Christine Falk erzählt mir, dass es von der Stärke der Immunabwehr abhänge, ob sich Geimpfte mit dem Coronavirus anstecken – und wahrscheinlich von der Menge der Viren, mit denen man sich infiziert. Das erklärt auch, warum sich auf der Party so viele angesteckt haben. Denn dort wurde nicht nur getrunken und gelacht, sondern auch gesungen. Beim Singen werden besonders viele Viruspartikel freigesetzt.
Phase 5: Sorgen
Am zweiten Tag meiner Isolation fühle mich eigentlich ganz gut. Außer dass ich immer noch nichts riechen kann. Meine Eltern stellen mir zweimal am Tag Essen vor die Tür, ich schaue die erste Folge von Squid Game. Könnte schlimmer sein. Wäre da nicht die Frage, wie gefährlich so ein Impfdurchbruch ist. Christine Falk beruhigt mich im Nachhinein: „Der ist überhaupt nicht gefährlich, wenn keine Beeinträchtigungen des Immunsystems vorliegen.“ Trotzdem sollte man sich nicht leichtfertig mit dem Virus anstecken. Denn über die Langzeitfolgen einer Covid-Erkrankung von Geimpften wisse man noch zu wenig. Noch größer ist aber meine Sorge, dass ich meine Eltern angesteckt habe. Schließlich habe ich mit ihnen den Abend vor dem positiven Test verbracht. Zwar gehen Expertinnen und Experten davon aus, dass Geimpfte weniger ansteckend sind als Ungeimpfte.Trotzdem können sie das Virus weitergeben.
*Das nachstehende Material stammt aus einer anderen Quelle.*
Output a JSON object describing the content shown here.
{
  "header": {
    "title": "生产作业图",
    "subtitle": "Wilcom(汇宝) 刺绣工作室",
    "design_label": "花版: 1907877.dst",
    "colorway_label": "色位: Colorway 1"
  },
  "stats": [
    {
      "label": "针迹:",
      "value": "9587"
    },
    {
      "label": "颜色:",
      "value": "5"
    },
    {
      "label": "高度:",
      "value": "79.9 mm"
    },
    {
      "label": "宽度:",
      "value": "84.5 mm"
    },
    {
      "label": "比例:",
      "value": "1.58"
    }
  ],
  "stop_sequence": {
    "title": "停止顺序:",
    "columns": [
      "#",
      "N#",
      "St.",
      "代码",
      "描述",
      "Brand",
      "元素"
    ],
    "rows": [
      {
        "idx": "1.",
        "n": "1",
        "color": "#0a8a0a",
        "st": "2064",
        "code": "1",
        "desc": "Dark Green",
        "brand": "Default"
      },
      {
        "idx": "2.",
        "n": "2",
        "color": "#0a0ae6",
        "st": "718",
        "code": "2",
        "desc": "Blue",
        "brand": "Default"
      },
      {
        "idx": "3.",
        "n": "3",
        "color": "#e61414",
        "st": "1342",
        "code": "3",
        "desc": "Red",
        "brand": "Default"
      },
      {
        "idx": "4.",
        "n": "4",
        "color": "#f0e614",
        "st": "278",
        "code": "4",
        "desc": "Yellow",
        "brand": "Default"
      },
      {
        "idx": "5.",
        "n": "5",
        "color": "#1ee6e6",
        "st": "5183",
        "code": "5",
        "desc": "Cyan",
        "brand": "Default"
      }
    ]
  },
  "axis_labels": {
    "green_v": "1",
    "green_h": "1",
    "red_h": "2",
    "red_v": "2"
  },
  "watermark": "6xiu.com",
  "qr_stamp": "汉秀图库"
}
Phase 6: Ich will hier raus!
Am dritten Tag meldet sich endlich das Gesundheitsamt bei mir. Es schickt mich in die Quarantäne, in der ich schon längst bin. Das Schlimmste an der Isolation ist die Isolation. Die ersten Tage sind noch okay. Ich nutze die Zeit, um mich auszuruhen, zu lesen, Netflix zu schauen. Was man eben so tut, wenn man alleine ist. Doch spätestens am sechsten Tag wird mein Zimmer immer kleiner. Und mein Drang nach Freiheit immer größer. Also versuche ich, mich freizutesten. Am achten Tag mache ich meinen dritten PCR-Test in dieser Woche. Drei Stunden später erfahre ich, dass ich endlich nicht mehr ansteckend bin. Als ich es noch war, hat sich zum Glück wohl niemand bei mir infiziert. Auch nicht meine Eltern. Ihre Schnelltests waren alle negativ.
Phase 7: Freiheit!
Nach acht Tagen Isolation bin ich wieder unter Menschen. Und zwar in einer Kneipe. Das fühlt sich ein wenig seltsam an – zumindest bis zum ersten Bier. Muss es aber gar nicht. Das sagt zumindest Christine Falk: „Sie haben jetzt den besten Impfschutz, den man wahrscheinlich haben kann: Geimpft, Durchbruch, leichter Verlauf.“ Die Infektion hat also meine Immunschutz gestärkt, quasi eine kostenlose Boosterimpfung. Den Impfdurchbruch sollte man aber eben auf keinen Fall absichtlich herbeiführen, allein schon, weil man jemanden anstecken könnte. Aber immerhin: Riechen kann ich wieder. Die Party kann also beginnen. Hoffentlich geht diesmal alles gut.